The Spectator’s Notes

15 October 2016

9:00 AM

15 October 2016

9:00 AM

Given all the outrageous things that Donald Trump has done and said already, why has he got into so much worse trouble for dirty remarks about women taped more than ten years ago? He gets away with dog whistle politics but not, seemingly, with wolf whistle ones. Some might say this is because of political correctness; or because his evangelical supporters, while not necessarily offended by his violent views, disapprove of his lewdness; or both. But my theory about sex scandals in politics is that they are not, strictly speaking, about morality. They are tests of how the accused man (or, much more rarely, woman) behaves when attacked. Does he seem odious or contrite, arrogant or charming? If he lies, does he do it beguilingly? It is a test that Bill Clinton, though famous for his charm, failed when he angrily denied having sex ‘with that woman’, Monica Lewinsky. He seemed nasty and mean spirited, as well as untruthful. But the enormous power of the presidential office carried him through, just. Mr Trump does not have that power, and he too seems nasty. He may be right that the Clintons’ behaviour makes a darker story than his own, but he seems so horrible when he says it. He has not emerged as a much wickeder man than last week, but as someone it really is impossible to like or respect.

Where is an expert on the US electoral rules when you need one? In Britain, it is clear when a parliamentary candidate is or is not eligible for election and at what point it becomes too late for his party to replace him. I have seen no absolutely authoritative account of what the situation would be if Mr Trump were to fall on his papier mâché sword and withdraw from the contest. Is this because no rules exist, or just because nobody knows them?

The late Alan Clark was often much irritated by the very existence of Kenneth Clarke. He used to complain about ‘that podgy puffball’, but what really annoyed him, I think, was that since Alan’s own father was a famous man called Kenneth Clark, Kenneth Clarke had no business confusing matters by being a famous person himself. Alan always referred to him as ‘Clark y’, to emphasise the normally silent ‘e’. Now the confusion is made worse by the fact that both Kenneths are subjects of new books, just out. The first is a biography called Kenneth Clark, Life, Art and Civilisation, by James Stourton. The second, Kind of Blue, is the autobiography of Kenneth Clarke. I have a nasty feeling that young people have not heard of either man, so let me make it clear to them that Kenneth Clarke was the roly poly, beer drinking, jazz loving art historian and cultural panjandrum with an alcoholic wife and a castle in Kent. He said: ‘I found the King and Queen very pleasant — she just above the average country house type, he just below it’. Kenneth Clark, on the other hand, was the rich, cultivated master of exquisite prose and Tory Minister of Health, Home Secretary and Chancellor of the Exchequer who three times failed to become his party’s leader. His wife was a medieval historian with whom he went bird watching.

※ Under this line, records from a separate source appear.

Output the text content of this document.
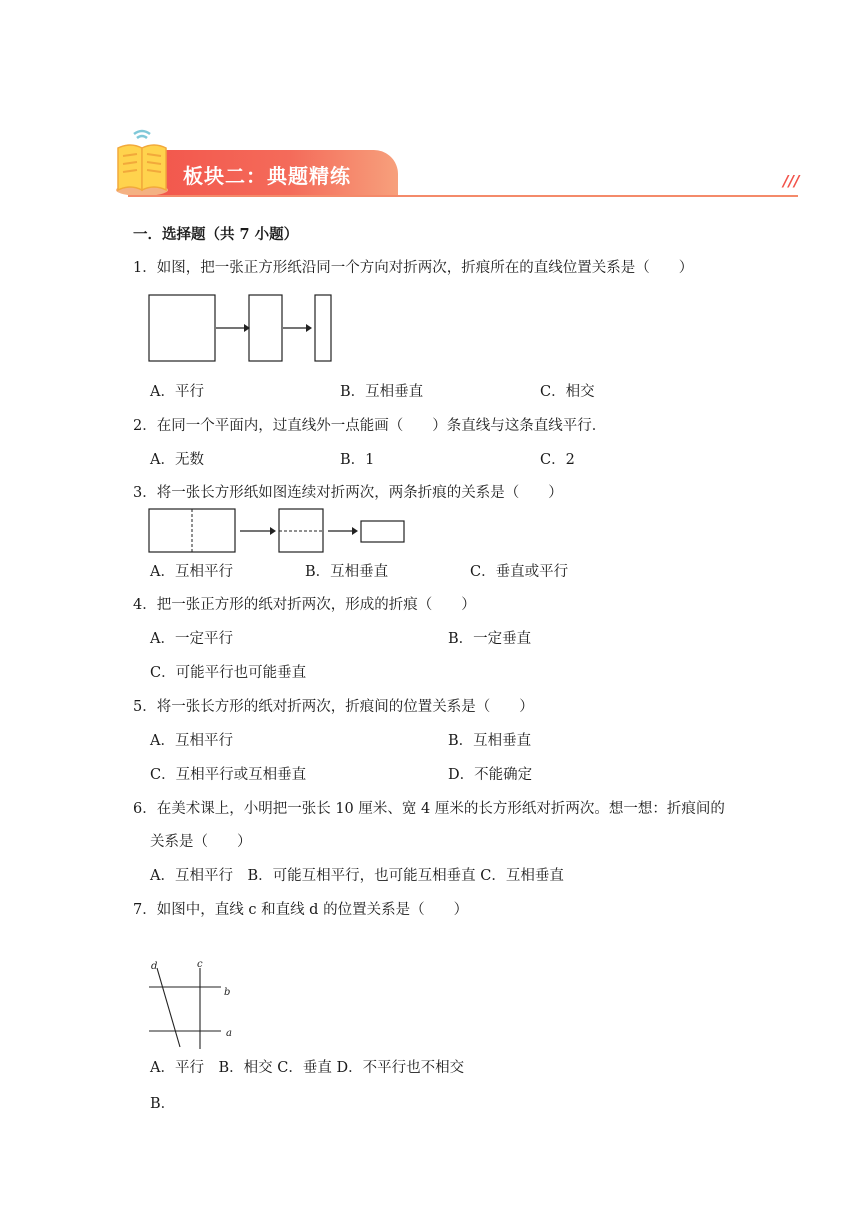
板块二：典题精练	///
一．选择题（共 7 小题）
1．如图，把一张正方形纸沿同一个方向对折两次，折痕所在的直线位置关系是（　　）
A．平行	B．互相垂直	C．相交
2．在同一个平面内，过直线外一点能画（　　）条直线与这条直线平行．
A．无数	B．1	C．2
3．将一张长方形纸如图连续对折两次，两条折痕的关系是（　　）
A．互相平行	B．互相垂直	C．垂直或平行
4．把一张正方形的纸对折两次，形成的折痕（　　）
A．一定平行	B．一定垂直
C．可能平行也可能垂直
5．将一张长方形的纸对折两次，折痕间的位置关系是（　　）
A．互相平行	B．互相垂直
C．互相平行或互相垂直	D．不能确定
6．在美术课上，小明把一张长 10 厘米、宽 4 厘米的长方形纸对折两次。想一想：折痕间的
关系是（　　）
A．互相平行　B．可能互相平行，也可能互相垂直 C．互相垂直
7．如图中，直线 c 和直线 d 的位置关系是（　　）
d	c
b
a
A．平行　B．相交 C．垂直 D．不平行也不相交
B．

He wrote: ‘It remains my opinion that reforms I introduced into the NHS were a turning point in the successful operation of our health care system.’


With that Sellars and Yeatman style service to future generations performed, I should say that I have not yet read Clarke’s memoir, but I am greatly enjoying James Stourton’s biography. It is extremely good at not imposing the eye of the present upon the past. Instead of fretting, as so many would, about the wickedness of a world in which ‘K’ could become head of virtually everything in the world of visual arts at a preposterously early age, Stourton attentively recreates the era in which such things happened. He also explores the paradox that the great elitist was the first (and best) TV populariser of art. He seemed to embody what he meant by ‘Civilisation’, in a way which millions revered. I find myself asking whether the way things were done then was better or worse. The time of the ‘Great Clark Boom’ seems snobbish and amateurish to us, but also, oddly, freer. It was so much easier than it is today to get on with what matters in art and not be swamped by our deadly culture of cultural compliance.

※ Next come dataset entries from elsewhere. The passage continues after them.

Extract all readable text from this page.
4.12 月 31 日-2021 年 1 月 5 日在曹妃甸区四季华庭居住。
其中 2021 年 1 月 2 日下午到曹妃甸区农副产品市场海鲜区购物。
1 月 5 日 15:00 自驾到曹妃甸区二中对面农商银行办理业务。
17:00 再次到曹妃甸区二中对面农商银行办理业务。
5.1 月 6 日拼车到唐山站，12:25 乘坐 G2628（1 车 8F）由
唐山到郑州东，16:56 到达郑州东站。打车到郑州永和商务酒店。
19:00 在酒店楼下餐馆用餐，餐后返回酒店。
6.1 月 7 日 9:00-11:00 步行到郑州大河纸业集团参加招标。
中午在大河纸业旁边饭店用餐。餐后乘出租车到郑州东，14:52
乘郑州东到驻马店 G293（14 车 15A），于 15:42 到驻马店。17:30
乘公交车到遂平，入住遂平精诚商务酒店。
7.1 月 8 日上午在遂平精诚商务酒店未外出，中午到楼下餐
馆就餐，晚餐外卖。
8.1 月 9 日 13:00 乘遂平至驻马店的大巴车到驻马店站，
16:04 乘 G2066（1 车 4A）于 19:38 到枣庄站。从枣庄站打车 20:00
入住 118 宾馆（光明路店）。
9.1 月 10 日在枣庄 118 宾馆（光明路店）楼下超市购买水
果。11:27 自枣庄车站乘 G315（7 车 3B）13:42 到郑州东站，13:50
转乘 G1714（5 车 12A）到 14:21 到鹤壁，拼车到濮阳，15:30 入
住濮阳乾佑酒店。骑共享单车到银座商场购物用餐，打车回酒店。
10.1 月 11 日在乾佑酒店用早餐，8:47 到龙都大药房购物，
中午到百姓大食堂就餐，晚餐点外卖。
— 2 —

The sad possibility that King Bhumibol of Thailand may not be long for this world is causing considerable perplexity, because it is not possible for Thais to talk about his death. It seems that this is partly because it is a form of treason in Thailand to encompass the death of the sovereign, but also that, in Thai culture, the personal grief felt at his death will be so great that the thought of it is literally unspeakable. So foreign businesses, visitors, diplomats etc cannot find out what will actually happen when he dies, having reigned since 1946. Rumour suggests that there may be ten days of mourning so total that Bangkok airport will close down and no one will be able to leave the country. But it is no good asking if this is true, because no one will tell you, even off the record. It is moving that an entire nation can act as if following the instructions in Auden’s poem about stopping all the clocks.

A friend has just spotted a piece of product placement which I had failed to notice. In the opening sequence of Salting the Battlefield, the third of David Hare’s Worricker trilogy for television, in which Bill Nighy acts the eponymous hero, Alec Beasley (Ralph Fiennes), the corrupt British prime minister who covers up American iniquity, is woken by his alarm clock at five in the morning. Beside it, discreetly but unmistakably, lies a copy of my biography of Margaret Thatcher. Sir David’s subliminal implication is that my work is a handbook for villainy of this kind. I shall not discourage the idea, as it opens up a whole new market, the biographical equivalent of the dark net.